Scientists have previously estimated that almost half of the world's vegetation is driven primarily by how much rain falls in a year. Less well understood is the role of day-to-day variability, said lead author Andrew Feldman, a hydrologist and ecosystem scientist at NASA's Goddard Space Flight Center in Greenbelt, Maryland. Shifting precipitation patterns are producing stronger rainstorms - with longer dry spells in between - compared to a century ago.

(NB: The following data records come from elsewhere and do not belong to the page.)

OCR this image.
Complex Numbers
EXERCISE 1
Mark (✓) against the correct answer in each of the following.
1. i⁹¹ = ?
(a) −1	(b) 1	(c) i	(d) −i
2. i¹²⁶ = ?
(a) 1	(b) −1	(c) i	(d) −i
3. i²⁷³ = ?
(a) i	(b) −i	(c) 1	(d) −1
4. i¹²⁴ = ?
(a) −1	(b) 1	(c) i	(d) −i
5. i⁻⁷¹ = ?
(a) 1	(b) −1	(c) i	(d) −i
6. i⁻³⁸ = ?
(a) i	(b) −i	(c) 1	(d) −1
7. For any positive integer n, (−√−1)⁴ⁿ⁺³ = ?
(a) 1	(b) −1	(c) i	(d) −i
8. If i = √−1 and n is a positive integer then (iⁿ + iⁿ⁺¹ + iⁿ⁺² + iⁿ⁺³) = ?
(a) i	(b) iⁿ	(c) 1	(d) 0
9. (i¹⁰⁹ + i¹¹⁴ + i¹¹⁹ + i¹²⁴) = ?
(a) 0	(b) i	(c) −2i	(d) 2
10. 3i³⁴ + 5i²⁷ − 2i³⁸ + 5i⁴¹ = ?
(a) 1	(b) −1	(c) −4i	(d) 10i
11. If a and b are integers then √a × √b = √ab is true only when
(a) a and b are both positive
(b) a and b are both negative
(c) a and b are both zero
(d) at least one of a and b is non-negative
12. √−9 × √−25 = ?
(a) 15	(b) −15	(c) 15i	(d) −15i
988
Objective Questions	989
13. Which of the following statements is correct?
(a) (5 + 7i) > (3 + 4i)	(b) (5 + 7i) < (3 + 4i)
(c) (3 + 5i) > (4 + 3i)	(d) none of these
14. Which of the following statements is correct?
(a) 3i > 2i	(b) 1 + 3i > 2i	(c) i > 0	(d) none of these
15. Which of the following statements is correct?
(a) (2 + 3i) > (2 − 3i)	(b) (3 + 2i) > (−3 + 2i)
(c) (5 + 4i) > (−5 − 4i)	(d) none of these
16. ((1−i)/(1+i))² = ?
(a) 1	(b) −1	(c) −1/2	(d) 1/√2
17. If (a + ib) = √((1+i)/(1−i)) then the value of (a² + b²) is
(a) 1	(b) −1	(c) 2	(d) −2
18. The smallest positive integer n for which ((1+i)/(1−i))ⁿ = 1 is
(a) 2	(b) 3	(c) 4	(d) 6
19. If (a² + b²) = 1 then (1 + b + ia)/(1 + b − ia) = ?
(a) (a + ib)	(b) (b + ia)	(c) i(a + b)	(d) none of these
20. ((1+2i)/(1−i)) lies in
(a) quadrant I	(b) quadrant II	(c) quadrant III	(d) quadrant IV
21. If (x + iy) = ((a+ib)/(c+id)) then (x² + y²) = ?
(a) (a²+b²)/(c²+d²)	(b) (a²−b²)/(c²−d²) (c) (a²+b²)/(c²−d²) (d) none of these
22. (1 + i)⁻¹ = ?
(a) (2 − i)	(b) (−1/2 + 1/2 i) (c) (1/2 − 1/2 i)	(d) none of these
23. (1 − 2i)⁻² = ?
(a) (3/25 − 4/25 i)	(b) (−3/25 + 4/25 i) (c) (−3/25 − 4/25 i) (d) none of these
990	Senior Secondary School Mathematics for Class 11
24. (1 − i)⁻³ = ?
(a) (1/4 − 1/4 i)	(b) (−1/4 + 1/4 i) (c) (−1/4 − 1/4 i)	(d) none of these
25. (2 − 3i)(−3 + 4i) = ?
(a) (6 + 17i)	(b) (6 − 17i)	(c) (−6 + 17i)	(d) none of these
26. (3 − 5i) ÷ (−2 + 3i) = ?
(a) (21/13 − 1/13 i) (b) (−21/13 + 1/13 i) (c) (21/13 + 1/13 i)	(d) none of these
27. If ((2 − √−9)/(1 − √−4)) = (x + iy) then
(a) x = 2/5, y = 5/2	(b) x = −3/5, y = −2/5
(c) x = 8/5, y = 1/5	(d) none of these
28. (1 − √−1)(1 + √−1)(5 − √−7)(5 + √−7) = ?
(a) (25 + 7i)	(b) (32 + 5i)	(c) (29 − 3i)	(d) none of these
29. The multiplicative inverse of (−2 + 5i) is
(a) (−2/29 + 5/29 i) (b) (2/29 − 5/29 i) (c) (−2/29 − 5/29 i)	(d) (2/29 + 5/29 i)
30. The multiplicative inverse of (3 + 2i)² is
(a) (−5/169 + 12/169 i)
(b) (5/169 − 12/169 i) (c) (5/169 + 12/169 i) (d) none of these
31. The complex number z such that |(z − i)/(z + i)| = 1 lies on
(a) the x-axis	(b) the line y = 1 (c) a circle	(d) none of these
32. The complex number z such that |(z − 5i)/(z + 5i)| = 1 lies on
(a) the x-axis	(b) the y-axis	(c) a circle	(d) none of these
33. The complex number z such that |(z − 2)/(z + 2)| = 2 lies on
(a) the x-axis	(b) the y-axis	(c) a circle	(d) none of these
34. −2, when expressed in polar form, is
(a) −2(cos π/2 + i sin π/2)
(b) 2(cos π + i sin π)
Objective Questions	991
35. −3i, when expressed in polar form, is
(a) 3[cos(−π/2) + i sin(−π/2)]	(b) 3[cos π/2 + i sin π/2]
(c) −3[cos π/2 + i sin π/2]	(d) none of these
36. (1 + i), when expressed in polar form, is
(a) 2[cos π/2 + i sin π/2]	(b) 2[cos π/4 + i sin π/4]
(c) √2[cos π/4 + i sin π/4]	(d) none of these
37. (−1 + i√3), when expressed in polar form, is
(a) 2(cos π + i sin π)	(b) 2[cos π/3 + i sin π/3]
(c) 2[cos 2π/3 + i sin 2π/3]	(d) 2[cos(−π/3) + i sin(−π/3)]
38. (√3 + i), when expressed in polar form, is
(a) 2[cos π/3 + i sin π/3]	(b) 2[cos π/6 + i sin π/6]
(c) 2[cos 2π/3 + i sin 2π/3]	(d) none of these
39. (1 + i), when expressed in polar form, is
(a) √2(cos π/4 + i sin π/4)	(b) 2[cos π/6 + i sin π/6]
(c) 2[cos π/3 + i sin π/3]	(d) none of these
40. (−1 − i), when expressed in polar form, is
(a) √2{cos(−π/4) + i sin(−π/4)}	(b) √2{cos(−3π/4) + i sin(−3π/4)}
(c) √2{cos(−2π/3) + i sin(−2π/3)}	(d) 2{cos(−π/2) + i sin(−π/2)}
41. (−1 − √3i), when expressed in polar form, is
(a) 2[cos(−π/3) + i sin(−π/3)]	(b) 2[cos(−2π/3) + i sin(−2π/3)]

"You can think of it like this: if you have a house plant, what happens if you give it a full pitcher of water on Sunday versus a third of a pitcher on Monday, Wednesday, and Friday?" said Feldman. Scale that to the size of the U.S. Corn Belt or a rainforest and the answer could have implications for crop yields and ultimately how much carbon dioxide plants remove from the atmosphere.
They found that plants across 42% of Earth's vegetated land surface were sensitive to daily rainfall variability. Of those, a little over half fared better - often showing increased growth - in years with fewer but more intense wet days. These include croplands as well as drier landscapes like grasslands and deserts.
In contrast, broadleaf (e.g., oak, maple, and beech) forests and rainforests in lower and middle latitudes tended to fare worse under those conditions. The effect was especially pronounced in Indo-Pacific rainforests, including in the Philippines and Indonesia.
Statistically, daily rainfall variability was nearly as important as annual rainfall totals in driving growth worldwide.
To gauge plant response day to day, the researchers calculated how green an area appeared in satellite imagery. "Greenness", also known asthe Normalized Difference Vegetation Index, is commonly used to estimate vegetation density and health. They also tracked a faint reddish light that plants emit during photosynthesis, when a plant absorbs sunlight to convert carbon dioxide and water into food, its chlorophyll "leaks" unused photons. This faint light is called solar-induced fluorescence, and it's a telltale sign of flourishing vegetation.
Not visible bythe naked eye, plant fluorescence can be detected by instruments aboard satellites such as NASA's Orbiting Carbon Observatory-2 (OCO-2). Launched in 2014, OCO-2 has observed the U.S. Midwest fluorescing strongly during the growing season.
Feldman said the findings highlight the vital role that plants play in moving carbon around Earth - a process called the carbon cycle. Vegetation, including crops, forests, and grasslands, forms a vast carbon "sink," absorbing excess carbon dioxide from the atmosphere.
"A finer understanding of how plants thrive or decline day to day, storm by storm, could help us better understand their role in that critical cycle," Feldman said.
The study also included researchers from NASA's Jet Propulsion Laboratory in Southern California, Stanford University, Columbia University, Indiana University, and the University of Arizona.